Principle:ARISE Initiative Robomimic Dataset Loading
| Knowledge Sources | |
|---|---|
| Domains | Robotics, Data_Pipeline, Offline_Learning |
| Last Updated | 2026-02-15 08:00 GMT |
Overview
A dataset construction principle that loads offline robot demonstration data from HDF5 files into memory-efficient PyTorch Dataset objects with support for temporal sequences, filter keys, and train/validation splitting.
Description
Dataset Loading is a critical principle in offline robot learning (learning from demonstrations). Unlike online reinforcement learning where data is collected during training, offline methods require loading pre-collected demonstration trajectories.
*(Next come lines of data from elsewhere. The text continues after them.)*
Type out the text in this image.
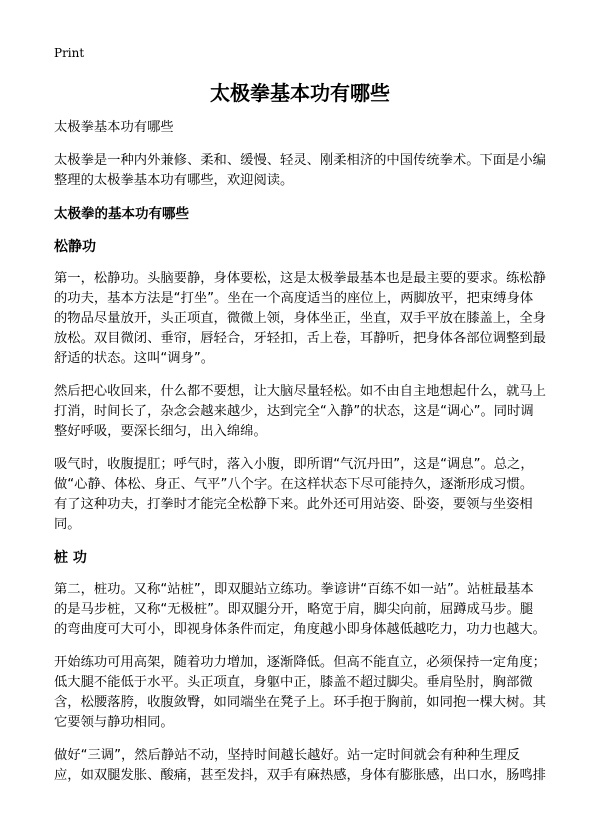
Print
太极拳基本功有哪些

太极拳基本功有哪些

太极拳是一种内外兼修、柔和、缓慢、轻灵、刚柔相济的中国传统拳术。下面是小编整理的太极拳基本功有哪些，欢迎阅读。

太极拳的基本功有哪些
松静功

第一，松静功。头脑要静，身体要松，这是太极拳最基本也是最主要的要求。练松静的功夫，基本方法是“打坐”。坐在一个高度适当的座位上，两脚放平，把束缚身体的物品尽量放开，头正项直，微微上领，身体坐正，坐直，双手平放在膝盖上，全身放松。双目微闭、垂帘，唇轻合，牙轻扣，舌上卷，耳静听，把身体各部位调整到最舒适的状态。这叫“调身”。

然后把心收回来，什么都不要想，让大脑尽量轻松。如不由自主地想起什么，就马上打消，时间长了，杂念会越来越少，达到完全“入静”的状态，这是“调心”。同时调整好呼吸，要深长细匀，出入绵绵。

吸气时，收腹提肛；呼气时，落入小腹，即所谓“气沉丹田”，这是“调息”。总之，做“心静、体松、身正、气平”八个字。在这样状态下尽可能持久，逐渐形成习惯。有了这种功夫，打拳时才能完全松静下来。此外还可用站姿、卧姿，要领与坐姿相同。

桩 功

第二，桩功。又称“站桩”，即双腿站立练功。拳谚讲“百练不如一站”。站桩最基本的是马步桩，又称“无极桩”。即双腿分开，略宽于肩，脚尖向前，屈蹲成马步。腿的弯曲度可大可小，即视身体条件而定，角度越小即身体越低越吃力，功力也越大。

开始练功可用高架，随着功力增加，逐渐降低。但高不能直立，必须保持一定角度；低大腿不能低于水平。头正项直，身躯中正，膝盖不超过脚尖。垂肩坠肘，胸部微含，松腰落胯，收腹敛臀，如同端坐在凳子上。环手抱于胸前，如同抱一棵大树。其它要领与静功相同。

做好“三调”，然后静站不动，坚持时间越长越好。站一定时间就会有种种生理反应，如双腿发胀、酸痛，甚至发抖，双手有麻热感，身体有膨胀感，出口水，肠鸣排
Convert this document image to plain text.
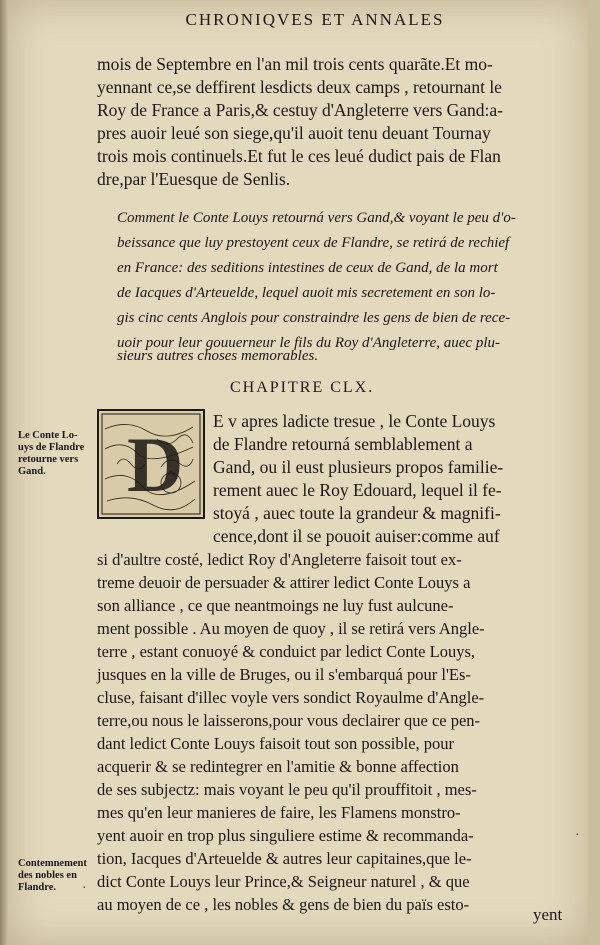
CHRONIQVES ET ANNALES
mois de Septembre en l'an mil trois cents quarãte.Et mo-
yennant ce,se deffirent lesdicts deux camps , retournant le
Roy de France a Paris,& cestuy d'Angleterre vers Gand:a-
pres auoir leué son siege,qu'il auoit tenu deuant Tournay
trois mois continuels.Et fut le ces leué dudict pais de Flan
dre,par l'Euesque de Senlis.
Comment le Conte Louys retourná vers Gand,& voyant le peu d'o-
beissance que luy prestoyent ceux de Flandre, se retirá de rechief
en France: des seditions intestines de ceux de Gand, de la mort
de Iacques d'Arteuelde, lequel auoit mis secretement en son lo-
gis cinc cents Anglois pour constraindre les gens de bien de rece-
uoir pour leur gouuerneur le fils du Roy d'Angleterre, auec plu-
sieurs autres choses memorables.
CHAPITRE CLX.
D E v apres ladicte tresue , le Conte Louys
de Flandre retourná semblablement a
Gand, ou il eust plusieurs propos familie-
rement auec le Roy Edouard, lequel il fe-
stoyá , auec toute la grandeur & magnifi-
cence,dont il se pouoit auiser:comme auf
si d'aultre costé, ledict Roy d'Angleterre faisoit tout ex-
treme deuoir de persuader & attirer ledict Conte Louys a
son alliance , ce que neantmoings ne luy fust aulcune-
ment possible . Au moyen de quoy , il se retirá vers Angle-
terre , estant conuoyé & conduict par ledict Conte Louys,
jusques en la ville de Bruges, ou il s'embarquá pour l'Es-
cluse, faisant d'illec voyle vers sondict Royaulme d'Angle-
terre,ou nous le laisserons,pour vous declairer que ce pen-
dant ledict Conte Louys faisoit tout son possible, pour
acquerir & se redintegrer en l'amitie & bonne affection
de ses subjectz: mais voyant le peu qu'il prouffitoit , mes-
mes qu'en leur manieres de faire, les Flamens monstro-
yent auoir en trop plus singuliere estime & recommanda-
tion, Iacques d'Arteuelde & autres leur capitaines,que le-
dict Conte Louys leur Prince,& Seigneur naturel , & que
au moyen de ce , les nobles & gens de bien du païs esto-
yent
Le Conte Lo-
uys de Flandre
retourne vers
Gand.
Contemnement
des nobles en
Flandre.
·
·
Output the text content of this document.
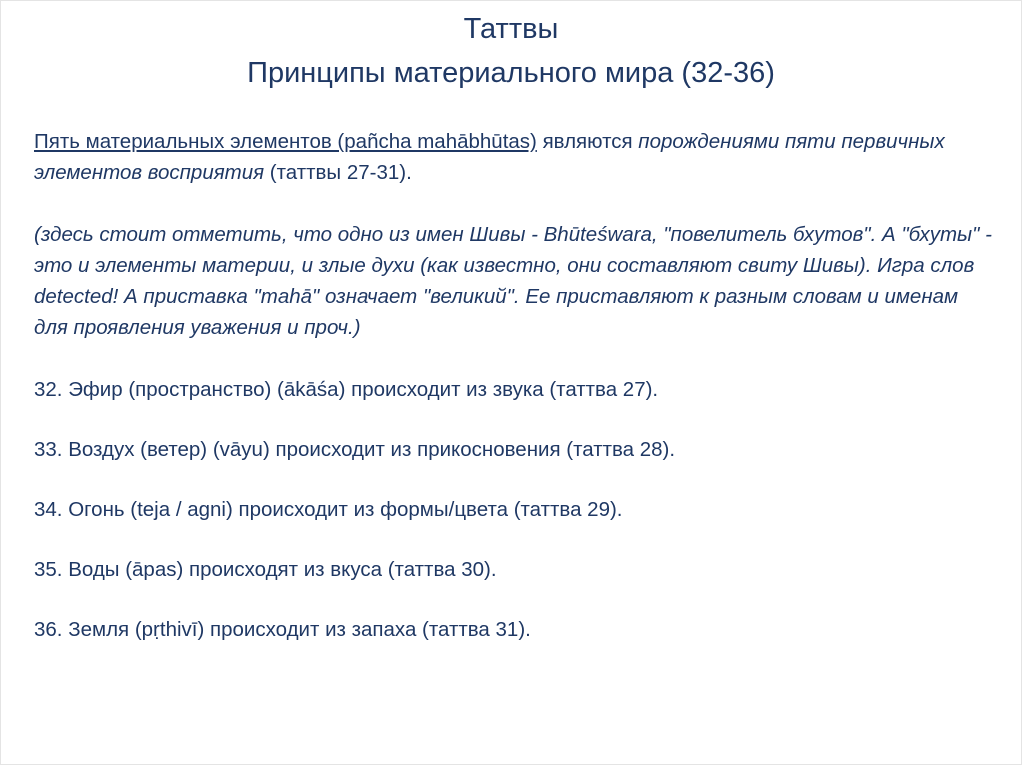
Таттвы
Принципы материального мира (32-36)

Пять материальных элементов (pañcha mahābhūtas) являются порождениями пяти первичных элементов восприятия (таттвы 27-31).

(здесь стоит отметить, что одно из имен Шивы - Bhūteśwara, "повелитель бхутов". А "бхуты" - это и элементы материи, и злые духи (как известно, они составляют свиту Шивы). Игра слов detected! А приставка "mahā" означает "великий". Ее приставляют к разным словам и именам для проявления уважения и проч.)

32. Эфир (пространство) (ākāśa) происходит из звука (таттва 27).

33. Воздух (ветер) (vāyu) происходит из прикосновения (таттва 28).

34. Огонь (teja / agni) происходит из формы/цвета (таттва 29).

35. Воды (āpas) происходят из вкуса (таттва 30).

36. Земля (pṛthivī) происходит из запаха (таттва 31).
The challenge is handling large HDF5 datasets containing multi-modal observations (images, proprioception, actions) across potentially hundreds of demonstrations, each with variable length.
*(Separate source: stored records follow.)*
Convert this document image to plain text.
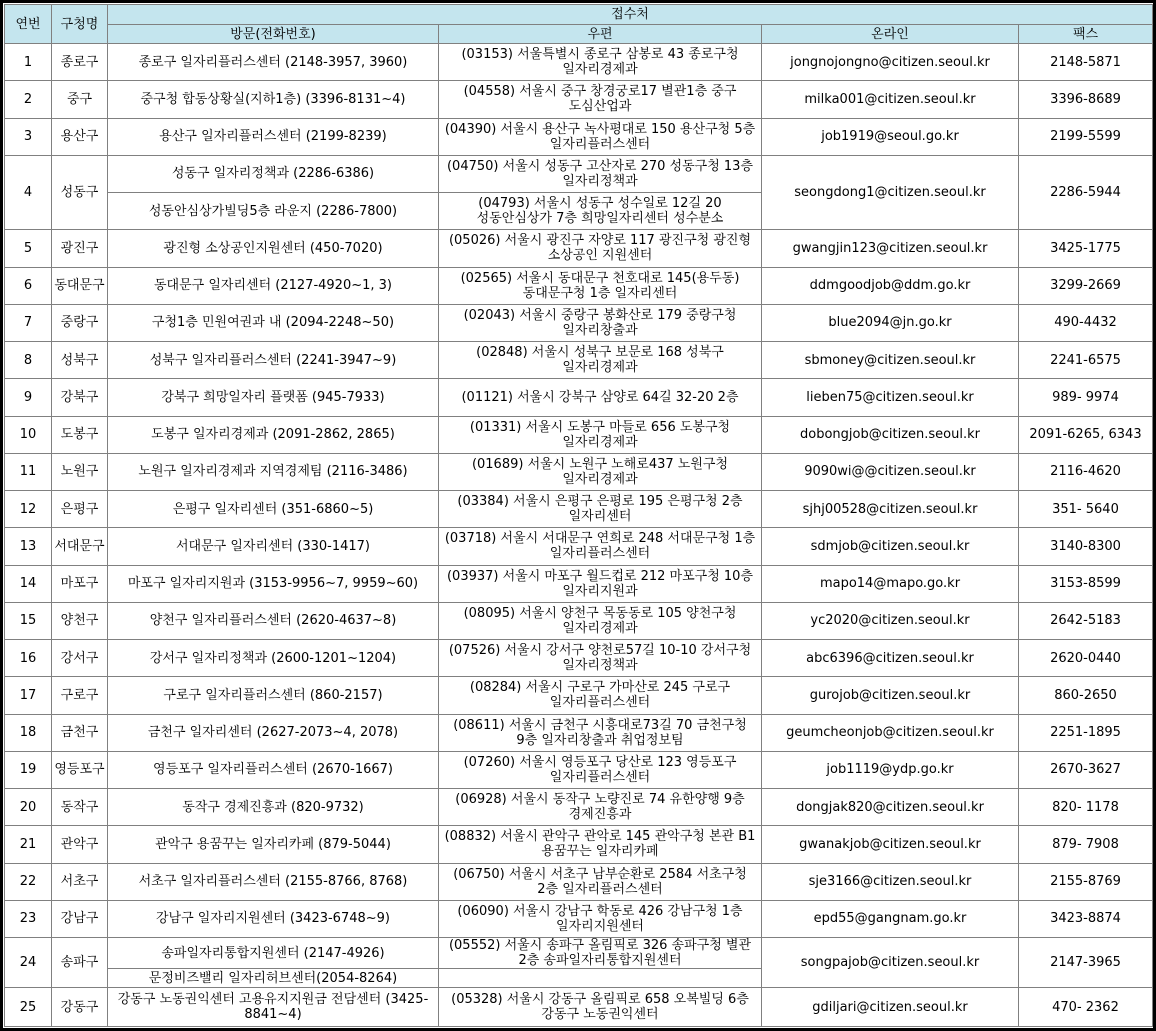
연번	구청명	접수처			
		방문(전화번호)	우편	온라인	팩스
1	종로구	종로구 일자리플러스센터 (2148-3957, 3960)	(03153) 서울특별시 종로구 삼봉로 43 종로구청 일자리경제과	jongnojongno@citizen.seoul.kr	2148-5871
2	중구	중구청 합동상황실(지하1층) (3396-8131~4)	(04558) 서울시 중구 창경궁로17 별관1층 중구 도심산업과	milka001@citizen.seoul.kr	3396-8689
3	용산구	용산구 일자리플러스센터 (2199-8239)	(04390) 서울시 용산구 녹사평대로 150 용산구청 5층 일자리플러스센터	job1919@seoul.go.kr	2199-5599
4	성동구	성동구 일자리정책과 (2286-6386)	(04750) 서울시 성동구 고산자로 270 성동구청 13층 일자리정책과	seongdong1@citizen.seoul.kr	2286-5944
		성동안심상가빌딩5층 라운지 (2286-7800)	(04793) 서울시 성동구 성수일로 12길 20 성동안심상가 7층 희망일자리센터 성수분소		
5	광진구	광진형 소상공인지원센터 (450-7020)	(05026) 서울시 광진구 자양로 117 광진구청 광진형 소상공인 지원센터	gwangjin123@citizen.seoul.kr	3425-1775
6	동대문구	동대문구 일자리센터 (2127-4920~1, 3)	(02565) 서울시 동대문구 천호대로 145(용두동) 동대문구청 1층 일자리센터	ddmgoodjob@ddm.go.kr	3299-2669
7	중랑구	구청1층 민원여권과 내 (2094-2248~50)	(02043) 서울시 중랑구 봉화산로 179 중랑구청 일자리창출과	blue2094@jn.go.kr	490-4432
8	성북구	성북구 일자리플러스센터 (2241-3947~9)	(02848) 서울시 성북구 보문로 168 성북구 일자리경제과	sbmoney@citizen.seoul.kr	2241-6575
9	강북구	강북구 희망일자리 플랫폼 (945-7933)	(01121) 서울시 강북구 삼양로 64길 32-20 2층	lieben75@citizen.seoul.kr	989- 9974
10	도봉구	도봉구 일자리경제과 (2091-2862, 2865)	(01331) 서울시 도봉구 마들로 656 도봉구청 일자리경제과	dobongjob@citizen.seoul.kr	2091-6265, 6343
11	노원구	노원구 일자리경제과 지역경제팀 (2116-3486)	(01689) 서울시 노원구 노해로437 노원구청 일자리경제과	9090wi@@citizen.seoul.kr	2116-4620
12	은평구	은평구 일자리센터 (351-6860~5)	(03384) 서울시 은평구 은평로 195 은평구청 2층 일자리센터	sjhj00528@citizen.seoul.kr	351- 5640
13	서대문구	서대문구 일자리센터 (330-1417)	(03718) 서울시 서대문구 연희로 248 서대문구청 1층 일자리플러스센터	sdmjob@citizen.seoul.kr	3140-8300
14	마포구	마포구 일자리지원과 (3153-9956~7, 9959~60)	(03937) 서울시 마포구 월드컵로 212 마포구청 10층 일자리지원과	mapo14@mapo.go.kr	3153-8599
15	양천구	양천구 일자리플러스센터 (2620-4637~8)	(08095) 서울시 양천구 목동동로 105 양천구청 일자리경제과	yc2020@citizen.seoul.kr	2642-5183
16	강서구	강서구 일자리정책과 (2600-1201~1204)	(07526) 서울시 강서구 양천로57길 10-10 강서구청 일자리정책과	abc6396@citizen.seoul.kr	2620-0440
17	구로구	구로구 일자리플러스센터 (860-2157)	(08284) 서울시 구로구 가마산로 245 구로구 일자리플러스센터	gurojob@citizen.seoul.kr	860-2650
18	금천구	금천구 일자리센터 (2627-2073~4, 2078)	(08611) 서울시 금천구 시흥대로73길 70 금천구청 9층 일자리창출과 취업정보팀	geumcheonjob@citizen.seoul.kr	2251-1895
19	영등포구	영등포구 일자리플러스센터 (2670-1667)	(07260) 서울시 영등포구 당산로 123 영등포구 일자리플러스센터	job1119@ydp.go.kr	2670-3627
20	동작구	동작구 경제진흥과 (820-9732)	(06928) 서울시 동작구 노량진로 74 유한양행 9층 경제진흥과	dongjak820@citizen.seoul.kr	820- 1178
21	관악구	관악구 용꿈꾸는 일자리카페 (879-5044)	(08832) 서울시 관악구 관악로 145 관악구청 본관 B1 용꿈꾸는 일자리카페	gwanakjob@citizen.seoul.kr	879- 7908
22	서초구	서초구 일자리플러스센터 (2155-8766, 8768)	(06750) 서울시 서초구 남부순환로 2584 서초구청 2층 일자리플러스센터	sje3166@citizen.seoul.kr	2155-8769
23	강남구	강남구 일자리지원센터 (3423-6748~9)	(06090) 서울시 강남구 학동로 426 강남구청 1층 일자리지원센터	epd55@gangnam.go.kr	3423-8874
24	송파구	송파일자리통합지원센터 (2147-4926)	(05552) 서울시 송파구 올림픽로 326 송파구청 별관 2층 송파일자리통합지원센터	songpajob@citizen.seoul.kr	2147-3965
		문정비즈밸리 일자리허브센터(2054-8264)			
25	강동구	강동구 노동권익센터 고용유지지원금 전담센터 (3425-8841~4)	(05328) 서울시 강동구 올림픽로 658 오복빌딩 6층 강동구 노동권익센터	gdiljari@citizen.seoul.kr	470- 2362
This principle addresses several key challenges:
- Memory management: Datasets can be too large to fit in RAM, requiring on-demand loading with optional caching
- Temporal structure: Robot learning algorithms often need sequences of consecutive frames (frame stacking, history windows), not individual transitions
- Flexible subsetting: Filter keys allow selecting subsets of demonstrations (e.g., only training demos, or only the first N demos) without creating separate files
- Multi-dataset training: Multiple HDF5 files can be combined for joint training across tasks
Usage
Use this principle after configuration setup and observation initialization. It is required before algorithm instantiation because the dataset provides shape metadata (observation dimensions, action space size) needed to construct neural networks.
Theoretical Basis
The dataset loading principle follows an HDF5 filter key pattern for flexible data subsetting:
# Abstract pattern (not real implementation)
# HDF5 file structure:
# data/
# demo_0/ (obs, actions, rewards, dones)
# demo_1/
# ...
# mask/
# train: [demo_0, demo_2, demo_5, ...] # filter key
# valid: [demo_1, demo_3, ...] # filter key
# 20_demos: [demo_0, ..., demo_19] # filter key
# Loading uses filter keys to select demos
demo_keys = hdf5["mask/train"] # only training demos
dataset = SequenceDataset(hdf5_path, demo_keys, seq_length=10)
The SequenceDataset internally indexes all valid subsequences across demonstrations, creating a flat index that maps dataset index to (demo_id, start_frame) pairs. This enables standard PyTorch DataLoader batching.